Because the NBA calendar cycles through at the speed of light, it’s incredibly easy for us to forget what happened mere weeks ago, let alone months. While Brown’s 2021-22 season was chock-full of highs – 46 points in an Opening Night loss to the Knicks, each point causing everyone who spent the summer calling for the Jays to be split up to recoil a bit more; a 50-bomb in early January – it also ended with a whimper. He averaged 23.1 points per game in the postseason on 47 percent shooting. But he also racked up 3.1 turnovers per contest, recording four-plus giveaways 10 times and seven turnovers twice.
That’s nightmare fuel for fans and players alike when you’re playing against the 2.0 edition of one of the premier offenses in NBA history. And it’s not like Brown just became lackadaisical with the ball in the postseason; this has been a persistent issue for a long time. Do you trade a player because of ballhandling issues alone? Of course not. Do you trade him for Kevin Durant? At the very least, you think about it.
None of the reports that have come out after Durant’s trade request suggested that the Celtics would, could, or will strike a deal for the superstar. The Nets likely plan to keep Durant’s list of preferred teams, the Phoenix Suns and Miami Heat, in mind as they look for a potential partner. But if Brad Stevens plans on calling Sean Marks (and, if I’m a betting man, he does), the first name Marks will mention is Jaylen Brown’s. Be ready to hear that report; be prepared for the possibility of it coming to fruition, albeit slim.

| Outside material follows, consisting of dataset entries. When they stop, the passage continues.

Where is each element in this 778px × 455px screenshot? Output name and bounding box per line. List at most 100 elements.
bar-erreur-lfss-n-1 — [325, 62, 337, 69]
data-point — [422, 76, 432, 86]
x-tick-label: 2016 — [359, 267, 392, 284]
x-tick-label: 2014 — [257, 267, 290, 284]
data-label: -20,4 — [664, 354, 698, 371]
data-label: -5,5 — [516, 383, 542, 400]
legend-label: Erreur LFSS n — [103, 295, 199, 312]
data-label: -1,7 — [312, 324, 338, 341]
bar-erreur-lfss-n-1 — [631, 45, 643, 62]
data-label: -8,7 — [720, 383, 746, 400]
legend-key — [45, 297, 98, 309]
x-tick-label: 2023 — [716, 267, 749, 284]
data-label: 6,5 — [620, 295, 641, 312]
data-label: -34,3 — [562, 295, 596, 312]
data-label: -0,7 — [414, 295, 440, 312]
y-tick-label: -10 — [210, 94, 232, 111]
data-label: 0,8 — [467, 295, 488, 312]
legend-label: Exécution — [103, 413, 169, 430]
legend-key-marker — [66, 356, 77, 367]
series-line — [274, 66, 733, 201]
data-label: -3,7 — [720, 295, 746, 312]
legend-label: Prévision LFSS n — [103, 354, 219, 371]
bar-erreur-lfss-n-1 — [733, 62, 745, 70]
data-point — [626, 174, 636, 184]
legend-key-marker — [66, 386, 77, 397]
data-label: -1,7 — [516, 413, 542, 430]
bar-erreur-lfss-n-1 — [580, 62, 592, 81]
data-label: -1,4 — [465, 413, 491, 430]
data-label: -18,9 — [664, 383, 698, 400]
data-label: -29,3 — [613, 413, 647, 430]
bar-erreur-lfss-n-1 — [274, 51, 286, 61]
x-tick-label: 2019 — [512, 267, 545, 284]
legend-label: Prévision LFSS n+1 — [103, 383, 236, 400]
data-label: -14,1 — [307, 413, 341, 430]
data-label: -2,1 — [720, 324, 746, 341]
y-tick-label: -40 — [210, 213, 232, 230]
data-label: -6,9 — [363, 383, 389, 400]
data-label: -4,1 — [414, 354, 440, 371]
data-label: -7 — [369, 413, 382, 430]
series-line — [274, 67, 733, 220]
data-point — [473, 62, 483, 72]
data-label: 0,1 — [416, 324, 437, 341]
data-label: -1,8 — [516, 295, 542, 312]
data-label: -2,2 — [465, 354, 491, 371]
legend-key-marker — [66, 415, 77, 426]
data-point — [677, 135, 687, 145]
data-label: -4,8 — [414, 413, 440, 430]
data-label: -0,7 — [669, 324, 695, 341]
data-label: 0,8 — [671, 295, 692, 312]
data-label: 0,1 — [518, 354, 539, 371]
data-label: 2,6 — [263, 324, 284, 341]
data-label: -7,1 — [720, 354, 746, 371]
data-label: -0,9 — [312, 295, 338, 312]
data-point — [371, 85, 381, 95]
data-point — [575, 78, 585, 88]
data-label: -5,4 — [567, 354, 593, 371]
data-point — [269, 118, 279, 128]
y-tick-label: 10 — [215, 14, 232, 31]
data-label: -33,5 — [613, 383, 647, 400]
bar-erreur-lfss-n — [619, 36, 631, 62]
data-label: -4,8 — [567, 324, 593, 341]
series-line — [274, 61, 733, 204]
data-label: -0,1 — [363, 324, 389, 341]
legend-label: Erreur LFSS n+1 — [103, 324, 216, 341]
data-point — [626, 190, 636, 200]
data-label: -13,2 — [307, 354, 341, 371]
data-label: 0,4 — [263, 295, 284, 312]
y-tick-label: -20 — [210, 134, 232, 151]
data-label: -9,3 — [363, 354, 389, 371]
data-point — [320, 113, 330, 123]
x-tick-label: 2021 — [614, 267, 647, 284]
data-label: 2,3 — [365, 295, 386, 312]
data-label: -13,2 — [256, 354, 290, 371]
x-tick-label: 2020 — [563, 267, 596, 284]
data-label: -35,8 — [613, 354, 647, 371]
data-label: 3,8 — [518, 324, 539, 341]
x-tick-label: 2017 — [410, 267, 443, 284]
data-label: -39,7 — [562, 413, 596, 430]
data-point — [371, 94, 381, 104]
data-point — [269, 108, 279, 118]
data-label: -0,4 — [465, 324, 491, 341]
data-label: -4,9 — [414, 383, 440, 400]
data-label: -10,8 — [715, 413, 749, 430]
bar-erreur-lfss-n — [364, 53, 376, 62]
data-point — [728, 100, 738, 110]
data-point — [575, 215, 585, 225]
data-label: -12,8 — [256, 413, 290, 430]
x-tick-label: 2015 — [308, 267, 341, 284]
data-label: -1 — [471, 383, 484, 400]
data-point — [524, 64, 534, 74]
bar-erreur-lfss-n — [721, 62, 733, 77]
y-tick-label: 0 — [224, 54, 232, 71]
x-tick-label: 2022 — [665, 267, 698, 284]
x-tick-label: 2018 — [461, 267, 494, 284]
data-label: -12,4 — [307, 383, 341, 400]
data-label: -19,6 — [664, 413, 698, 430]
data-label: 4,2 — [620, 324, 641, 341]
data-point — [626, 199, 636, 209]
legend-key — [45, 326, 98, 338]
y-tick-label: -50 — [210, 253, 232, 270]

Whether or not Stevens balks at that idea could shape the Celtics immediate future in what might be as impactful a way as Brown has left his fingerprints all over its past. From seasons of struggle to a trip to The Finals, Brown has been as integral a Celtic as Tatum. Nothing can change that.
The raising of an 18th banner can’t be changed once done either, at least symbolically. Whether Brown is in a Celtics uniform to put it up is now one of the biggest questions facing the franchise. Just like he was in 2017, ’18, and so on.
Apparently, nothing’s changed. For better or worse.